Palin says her free speech threatened

Republican Alaska Governor Sarah Palin. (UPI Photo/Roger L. Wollenberg/FILE)
Republican Alaska Governor Sarah Palin. (UPI Photo/Roger L. Wollenberg/FILE) | License Photo

WASHINGTON, Oct. 31 (UPI) -- Republican U.S. vice presidential nominee Sarah Palin says media coverage of her attacks on Democrat Barack Obama could threaten free speech.

Palin told Washington radio station WMAL Friday she is concerned that her First Amendment rights could be endangered by what she called "attacks by the mainstream media" in response to her political attacks on the Democratic presidential nominee.


The Alaska governor said her criticism of Obama's associations with such figures as 1960s radical Bill Ayers and the Rev.
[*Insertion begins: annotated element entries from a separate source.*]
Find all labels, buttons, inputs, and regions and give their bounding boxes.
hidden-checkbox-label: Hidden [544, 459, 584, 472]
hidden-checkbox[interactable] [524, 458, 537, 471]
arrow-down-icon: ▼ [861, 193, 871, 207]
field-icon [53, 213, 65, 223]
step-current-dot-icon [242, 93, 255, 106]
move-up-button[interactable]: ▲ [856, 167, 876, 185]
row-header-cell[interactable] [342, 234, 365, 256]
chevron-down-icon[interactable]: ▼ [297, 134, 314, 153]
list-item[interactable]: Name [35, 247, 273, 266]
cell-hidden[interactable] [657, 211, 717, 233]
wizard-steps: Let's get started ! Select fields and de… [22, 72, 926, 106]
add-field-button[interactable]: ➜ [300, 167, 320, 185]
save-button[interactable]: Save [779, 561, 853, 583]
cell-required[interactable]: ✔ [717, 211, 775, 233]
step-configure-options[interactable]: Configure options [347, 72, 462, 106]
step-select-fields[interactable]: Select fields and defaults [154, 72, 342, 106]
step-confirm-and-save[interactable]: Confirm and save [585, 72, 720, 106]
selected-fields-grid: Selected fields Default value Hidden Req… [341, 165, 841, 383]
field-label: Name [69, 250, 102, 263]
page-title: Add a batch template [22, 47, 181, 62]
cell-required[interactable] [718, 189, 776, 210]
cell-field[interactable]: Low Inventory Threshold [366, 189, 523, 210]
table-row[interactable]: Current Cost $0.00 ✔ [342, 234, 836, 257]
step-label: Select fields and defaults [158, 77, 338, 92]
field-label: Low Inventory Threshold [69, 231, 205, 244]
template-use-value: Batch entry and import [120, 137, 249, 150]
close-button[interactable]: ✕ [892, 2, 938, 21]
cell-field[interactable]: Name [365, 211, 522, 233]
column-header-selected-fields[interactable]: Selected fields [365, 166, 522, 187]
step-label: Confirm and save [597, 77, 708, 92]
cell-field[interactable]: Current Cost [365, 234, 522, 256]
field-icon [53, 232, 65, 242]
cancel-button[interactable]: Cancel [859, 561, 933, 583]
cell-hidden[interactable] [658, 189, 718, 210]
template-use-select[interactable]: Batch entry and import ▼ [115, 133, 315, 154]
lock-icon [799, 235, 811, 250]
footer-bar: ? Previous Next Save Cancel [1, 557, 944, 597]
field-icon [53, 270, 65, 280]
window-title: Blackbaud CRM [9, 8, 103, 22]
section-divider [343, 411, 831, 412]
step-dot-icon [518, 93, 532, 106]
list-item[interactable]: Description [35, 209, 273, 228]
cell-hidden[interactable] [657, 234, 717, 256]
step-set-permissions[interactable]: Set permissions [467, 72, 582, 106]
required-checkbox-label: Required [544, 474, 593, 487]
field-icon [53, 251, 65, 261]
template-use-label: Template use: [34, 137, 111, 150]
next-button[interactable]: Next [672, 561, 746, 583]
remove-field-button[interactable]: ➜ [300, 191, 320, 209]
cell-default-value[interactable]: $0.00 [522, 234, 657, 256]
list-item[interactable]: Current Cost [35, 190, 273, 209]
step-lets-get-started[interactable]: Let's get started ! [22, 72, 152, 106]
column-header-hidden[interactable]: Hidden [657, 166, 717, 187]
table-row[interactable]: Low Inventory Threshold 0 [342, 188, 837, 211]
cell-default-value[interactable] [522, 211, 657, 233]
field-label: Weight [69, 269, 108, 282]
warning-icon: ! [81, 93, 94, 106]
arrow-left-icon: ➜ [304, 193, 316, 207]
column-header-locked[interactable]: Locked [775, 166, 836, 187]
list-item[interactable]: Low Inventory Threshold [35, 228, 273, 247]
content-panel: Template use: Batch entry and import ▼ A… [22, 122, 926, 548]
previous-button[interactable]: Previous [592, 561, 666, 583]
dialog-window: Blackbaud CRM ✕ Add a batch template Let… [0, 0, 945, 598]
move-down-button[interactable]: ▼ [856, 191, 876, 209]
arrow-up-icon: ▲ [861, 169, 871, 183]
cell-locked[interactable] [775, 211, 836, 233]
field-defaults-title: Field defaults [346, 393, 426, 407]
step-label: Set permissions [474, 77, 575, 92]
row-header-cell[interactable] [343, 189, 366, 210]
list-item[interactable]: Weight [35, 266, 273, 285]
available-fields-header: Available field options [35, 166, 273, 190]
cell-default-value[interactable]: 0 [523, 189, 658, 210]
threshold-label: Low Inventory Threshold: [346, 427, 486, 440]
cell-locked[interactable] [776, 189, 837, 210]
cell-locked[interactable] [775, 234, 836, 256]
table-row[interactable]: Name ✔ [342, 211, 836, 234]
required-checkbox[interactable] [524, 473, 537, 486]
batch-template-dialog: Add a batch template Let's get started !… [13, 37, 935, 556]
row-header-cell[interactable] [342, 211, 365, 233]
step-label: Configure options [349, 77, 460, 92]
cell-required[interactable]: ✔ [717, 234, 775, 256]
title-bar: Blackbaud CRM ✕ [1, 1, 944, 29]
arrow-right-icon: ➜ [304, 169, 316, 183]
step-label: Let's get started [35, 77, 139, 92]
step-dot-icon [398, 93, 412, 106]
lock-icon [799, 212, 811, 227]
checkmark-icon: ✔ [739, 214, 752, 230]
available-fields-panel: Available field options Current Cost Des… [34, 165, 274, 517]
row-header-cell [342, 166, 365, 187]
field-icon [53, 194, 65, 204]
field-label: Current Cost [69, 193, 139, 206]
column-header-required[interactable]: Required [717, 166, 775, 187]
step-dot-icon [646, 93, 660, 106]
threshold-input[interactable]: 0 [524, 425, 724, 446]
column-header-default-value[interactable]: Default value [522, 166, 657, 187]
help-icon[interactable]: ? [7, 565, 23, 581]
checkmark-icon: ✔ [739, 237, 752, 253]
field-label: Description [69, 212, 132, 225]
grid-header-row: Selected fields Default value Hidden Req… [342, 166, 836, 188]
Jeremiah Wright should not be considered negative attacks, ABC News reported Friday.

"If (the media) convince enough voters that that is negative campaigning, for me to call Barack Obama out on his associations," she said, "then I don't know what the future of our country would be in terms of First Amendment rights and our ability to ask questions without fear of attacks by the mainstream media."

The First Amendment prohibits Congress from making a law "abridging the freedom of speech. It also protects free exercise of religion, freedom of the press, the right of peaceable assembly and the right "to petition the Government for a redress of grievances."